La primera vuelta electoral ha dejado en evidencia no solo la fragmentación de un país atrapado en el dilema entre lo malo y lo peor, sino también la creciente polarización que, lejos de fomentar un debate político serio, ha reducido el diálogo público a una confrontación visceral entre bandos irreconciliables. Correístas contra noboístas, sierra contra costa, izquierda contra derecha; dicotomías que fomentan la descalificación mutua y el aniquilamiento del adversario.

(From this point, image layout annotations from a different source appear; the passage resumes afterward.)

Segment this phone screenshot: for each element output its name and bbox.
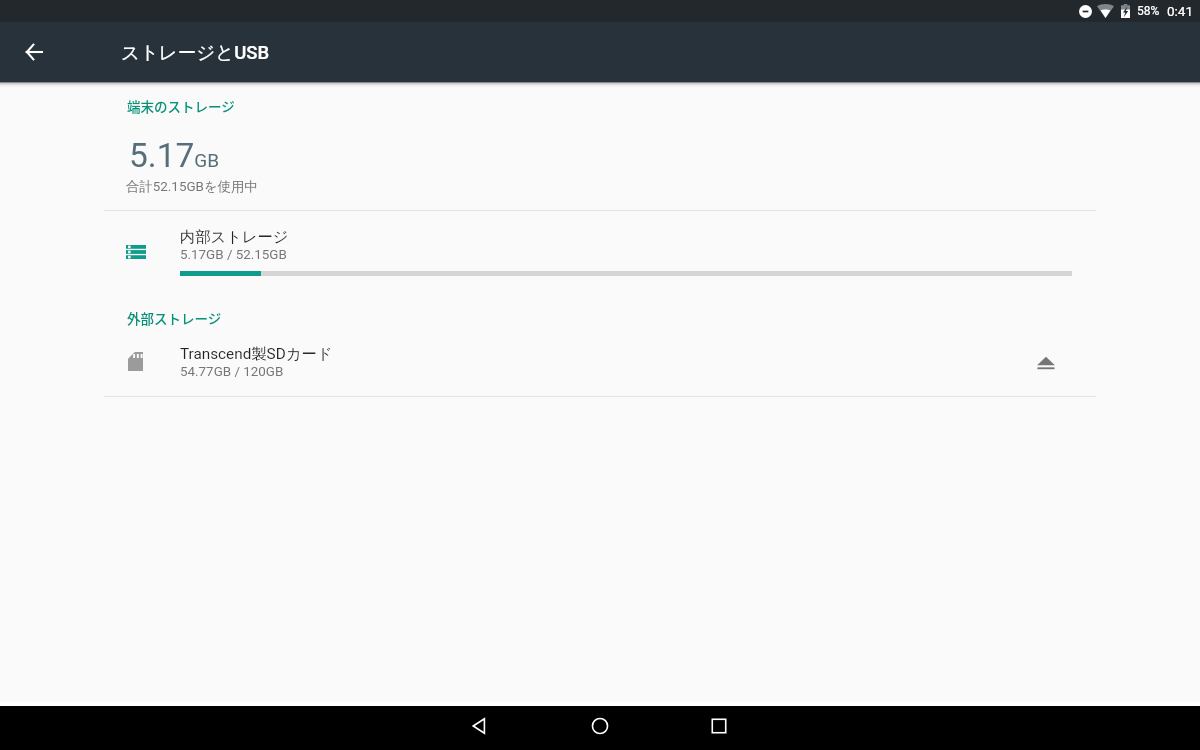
staticText: 内部ストレージ	[180, 227, 289, 246]
button[interactable]: Back	[0, 22, 68, 82]
staticText: 合計52.15GBを使用中	[126, 178, 258, 195]
staticText: 54.77GB / 120GB	[180, 364, 284, 380]
staticText: 外部ストレージ	[127, 308, 222, 328]
staticText: ストレージとUSB	[121, 41, 270, 64]
button[interactable]: Transcend製SDカード	[0, 333, 1200, 395]
staticText: 0:41	[1167, 3, 1194, 19]
staticText: 5.17GB	[129, 136, 220, 175]
button[interactable]: Eject SD card	[1031, 348, 1061, 378]
staticText: 5.17GB / 52.15GB	[180, 247, 287, 263]
button[interactable]: 内部ストレージ	[0, 212, 1200, 282]
button[interactable]: Back	[455, 704, 503, 748]
staticText: 58%	[1137, 4, 1160, 18]
staticText: Transcend製SDカード	[180, 344, 333, 363]
button[interactable]: Home	[576, 704, 624, 748]
button[interactable]: Recents	[695, 704, 743, 748]
staticText: 端末のストレージ	[127, 96, 235, 116]
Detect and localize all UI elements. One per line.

Este proceso de radicalización y la “estupidización” del discurso público en redes sociales, donde la complejidad política es sacrificada en favor de ataques personales, impiden cualquier posibilidad de pluralismo. La democracia no puede ser reducida a una guerra binaria en la que el disenso es considerado traición. Si algunos desean un sistema sin contradictores, quizás deberían mirar con admiración a Corea del Norte o a Cuba, donde la existencia de un solo partido los liberaría del tedioso esfuerzo de debatir con quienes piensan diferente.
Por cierto, los dos finalistas no son tan distintos como sus seguidores desean creer. Luisa González se presenta como un David enfrentando al Goliat del poder económico, pero su campaña ha sido financiada con millones de dólares y respaldada por la imagen de un prófugo de la justicia que, paradójicamente, se pasea impunemente en la propaganda electoral. Su resistencia es tan artificiosa como el victimismo con el que oculta su papel dentro del mismo sistema que afirma combatir.
Por otro lado, Daniel Noboa, lejos de ser un outsider, es la encarnación de una dinastía empresarial que ha sabido conjugar el poder económico como herramienta política. Su actitud frente a la institucionalidad es sintomática: remueve a su vicepresidenta como si fuera una ficha desechable y decide cuándo la Constitución le aplica y cuándo no. ¿Por qué no ha sido sancionado pese a no solicitar licencia para su campaña? La pregunta es retórica en un país donde las reglas se ajustan según la conveniencia de los poderosos.
El problema no es solo que las opciones sean mediocres, sino que el electorado parece conformarse con elegir entre ellas sin cuestionar el juego mismo. El resultado de la segunda vuelta será irrelevante si Ecuador no enfrenta el verdadero problema: una ciudadanía atrapada en la lógica del enfrentamiento permanente que solo beneficia a quienes han aprendido a capitalizar el odio. Pero ya no hay vuelta atrás: la suerte está echada.